There was little choice in the matter: Either the Seahawks would revert to their natural state, or they would ruin the season. Fortunately, the inept 49ers were helpful in restoring order.
From an earlier game, but little has changed: The Seahawks defense had its way with the 49ers. / Drew McKenzie, Sportspress Northwest file
The 49ers are in such a state of disrepair that it would be easy to dismiss any victory over them as truck over pavement. But Thursday night in Santa Clara, CA., was a bigger deal than the 20-3 outcome indicated because the Seahawks had been engaged in a mild form of self-destruction — losing games exactly how they usually win them.
They had to overcome a bad home loss, a short work week, a teammate’s car accident and the nagging thought that the swagger that defined them was slipping away for reasons that no one quite understood. Hey, 2-4 is 2-4, no matter the closeness of outcome or quality of opponent.
Because it was mission-critical, they had to bang hard on someone. Just happened to be the 49ers.
“Too much story to tell yet; too many things to happen,” said QB Russell Wilson of the prospect of another failure that would have ruined the season. “We had to choose and we chose to believe, in ourselves and each other.”
Hackneyed as it sounds, Wilson was right: What had to happen, happened.
On the first drive, they loaded up on RB Marshawn Lynch and pounded with straight-ahead, I-formation, Midwest football that would have made Woody Hayes proud. On the defense’s first series, they bull-rushed DEs Michael Bennett and Cliff Avril so ferociously that Niners QB Colin Kaepernick for the rest of the game played scared, never once choosing to run the ball.
After that, the 49ers were game-dead.
The Seahawks imposed their will. Like old times.
“It was nice to see us run the ball with authority,” said a satisfied coach, Pete Carroll. “It was a normal Seahawks night.”
It was normal because Lynch ran for 122 soul-crushing yards, clearly his healthiest, most inspired game of the year. At his best, Lynch is a marvel. After that remarkable first series of 80 yards in which he carried nine times for 38 yards, including the final yard for a touchdown by going airborne over the goal line, he was so wound up that the national TV cameras caught him on the sidelines vomiting in a bucket.
“That first drive got him going,” Carroll said. “It gassed him a little bit. Marshawn was really solid. It was really great to run the football like that, hammering it in.”
The 49ers over the years must have learned to hate tackling the guy.
And they must hate blocking DE Michael Bennett, who had 3½ sacks and undoubtedly worked his way into Kaepernick’s nightmares.

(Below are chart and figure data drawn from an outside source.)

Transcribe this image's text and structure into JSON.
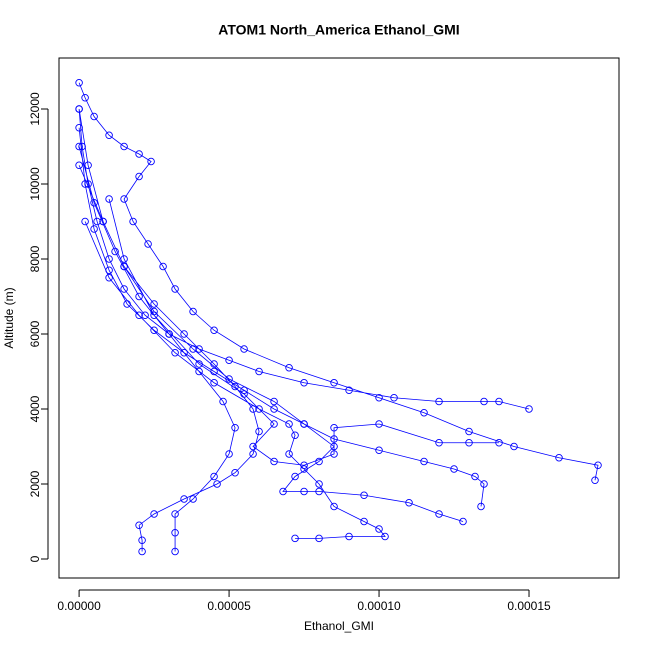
{
  "chart_data": {
    "type": "scatter",
    "connect": true,
    "title": "ATOM1 North_America Ethanol_GMI",
    "x_label": "Ethanol_GMI",
    "y_label": "Altitude (m)",
    "xlim": [
      -6.7e-06,
      0.00018
    ],
    "ylim": [
      -507,
      13360
    ],
    "xticks": [
      {
        "value": 0,
        "label": "0.00000"
      },
      {
        "value": 5e-05,
        "label": "0.00005"
      },
      {
        "value": 0.0001,
        "label": "0.00010"
      },
      {
        "value": 0.00015,
        "label": "0.00015"
      }
    ],
    "yticks": [
      0,
      2000,
      4000,
      6000,
      8000,
      10000,
      12000
    ],
    "series": [
      {
        "color": "#0000ff",
        "x": [
          0,
          2e-06,
          5e-06,
          1e-05,
          1.5e-05,
          2e-05,
          2.4e-05,
          2e-05,
          1.5e-05,
          1.8e-05,
          2.3e-05,
          2.8e-05,
          3.2e-05,
          3.8e-05,
          4.5e-05,
          5.5e-05,
          7e-05,
          8.5e-05,
          0.0001,
          0.000115,
          0.00013,
          0.000145,
          0.00016,
          0.000173,
          0.000172,
          null,
          0,
          1e-06,
          3e-06,
          6e-06,
          1e-05,
          1.5e-05,
          2.2e-05,
          3e-05,
          4e-05,
          5e-05,
          6e-05,
          7.5e-05,
          9e-05,
          0.000105,
          0.00012,
          0.000135,
          0.00014,
          0.00015,
          null,
          0,
          2e-06,
          5e-06,
          1e-05,
          1.6e-05,
          2.5e-05,
          3.5e-05,
          4.5e-05,
          5.5e-05,
          6.5e-05,
          7.5e-05,
          8.5e-05,
          0.0001,
          0.000115,
          0.000125,
          0.000132,
          0.000135,
          0.000134,
          null,
          0,
          3e-06,
          8e-06,
          1.5e-05,
          2.5e-05,
          3.5e-05,
          4.5e-05,
          5.2e-05,
          5.8e-05,
          6e-05,
          5.8e-05,
          5.2e-05,
          4.6e-05,
          3.5e-05,
          2.5e-05,
          2e-05,
          2.1e-05,
          2.1e-05,
          null,
          0,
          5e-06,
          1.2e-05,
          2e-05,
          3e-05,
          4e-05,
          4.8e-05,
          5.2e-05,
          5e-05,
          4.5e-05,
          3.8e-05,
          3.2e-05,
          3.2e-05,
          3.2e-05,
          null,
          0,
          8e-06,
          1.5e-05,
          2.5e-05,
          3.8e-05,
          5e-05,
          6.5e-05,
          7.5e-05,
          8.5e-05,
          8e-05,
          7.2e-05,
          6.8e-05,
          7.5e-05,
          8e-05,
          9.5e-05,
          0.00011,
          0.00012,
          0.000128,
          null,
          2e-06,
          1e-05,
          2e-05,
          3.2e-05,
          4.5e-05,
          6e-05,
          7e-05,
          7.2e-05,
          7e-05,
          7.5e-05,
          8e-05,
          8.5e-05,
          9.5e-05,
          0.0001,
          0.000102,
          9e-05,
          8e-05,
          7.2e-05,
          null,
          1e-05,
          1.5e-05,
          2.5e-05,
          4e-05,
          5.5e-05,
          6.5e-05,
          5.8e-05,
          6.5e-05,
          7.5e-05,
          8.5e-05,
          8.5e-05,
          0.0001,
          0.00012,
          0.00013,
          0.00014
        ],
        "y": [
          12700,
          12300,
          11800,
          11300,
          11000,
          10800,
          10600,
          10200,
          9600,
          9000,
          8400,
          7800,
          7200,
          6600,
          6100,
          5600,
          5100,
          4700,
          4300,
          3900,
          3400,
          3000,
          2700,
          2500,
          2100,
          null,
          12000,
          11000,
          10000,
          9000,
          8000,
          7200,
          6500,
          6000,
          5600,
          5300,
          5000,
          4700,
          4500,
          4300,
          4200,
          4200,
          4200,
          4000,
          null,
          11500,
          10000,
          8800,
          7700,
          6800,
          6100,
          5500,
          5000,
          4500,
          4000,
          3600,
          3200,
          2900,
          2600,
          2400,
          2200,
          2000,
          1400,
          null,
          12000,
          10500,
          9000,
          7800,
          6800,
          6000,
          5200,
          4600,
          4000,
          3400,
          2800,
          2300,
          2000,
          1600,
          1200,
          900,
          500,
          200,
          null,
          11000,
          9500,
          8200,
          7000,
          6000,
          5000,
          4200,
          3500,
          2800,
          2200,
          1600,
          1200,
          700,
          200,
          null,
          10500,
          9000,
          7800,
          6600,
          5600,
          4800,
          4200,
          3600,
          3000,
          2600,
          2200,
          1800,
          1800,
          1800,
          1700,
          1500,
          1200,
          1000,
          null,
          9000,
          7500,
          6500,
          5500,
          4700,
          4000,
          3600,
          3300,
          2800,
          2400,
          2000,
          1400,
          1000,
          800,
          600,
          600,
          550,
          550,
          null,
          9600,
          8000,
          6500,
          5200,
          4400,
          3600,
          3000,
          2600,
          2500,
          2800,
          3500,
          3600,
          3100,
          3100,
          3100
        ]
      }
    ]
  }
}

“He’s such a great disrupter,” Carroll said. “He was causing problems even when he wasn’t gettting to the quarterback.”
Kaepernick was sacked six times, the 49ers had 142 yards of offense and more punts (nine) than first downs (eight). Most important, the Seahawks smothered the 49ers late, in contrast to the four losses in which the Seahawks gave up fourth-quarter leads.
Carroll was so upset about that disruption of team order that he was almost indignant talking about the failures.
“That was normal,” he said of the shutdown. “That’s the way we’re supposed to do it. Not making a big deal about that. We should be finishing like that.”
But it was a big deal, because they had not been finishing off teams. After the galling failures late against two good teams, Cincinnati and Carolina, Carroll was desperate to put the universe as he sees it in proper order.
The victory was a start, not a finish, particularly when Wilson spoiled the feel-good buzz with two interceptions, including a horrendous deep chuck to WR Jermaine Kearse in the third quarter that was into double coverage and had no chance.
“The last time he did that was against Arizona in his first game,” Carroll said. “I was really disappointed in that long ball. We don’t need to throw ball like that.”
Not everything was fixed with the win. But an important thing was remembered: How to impose will.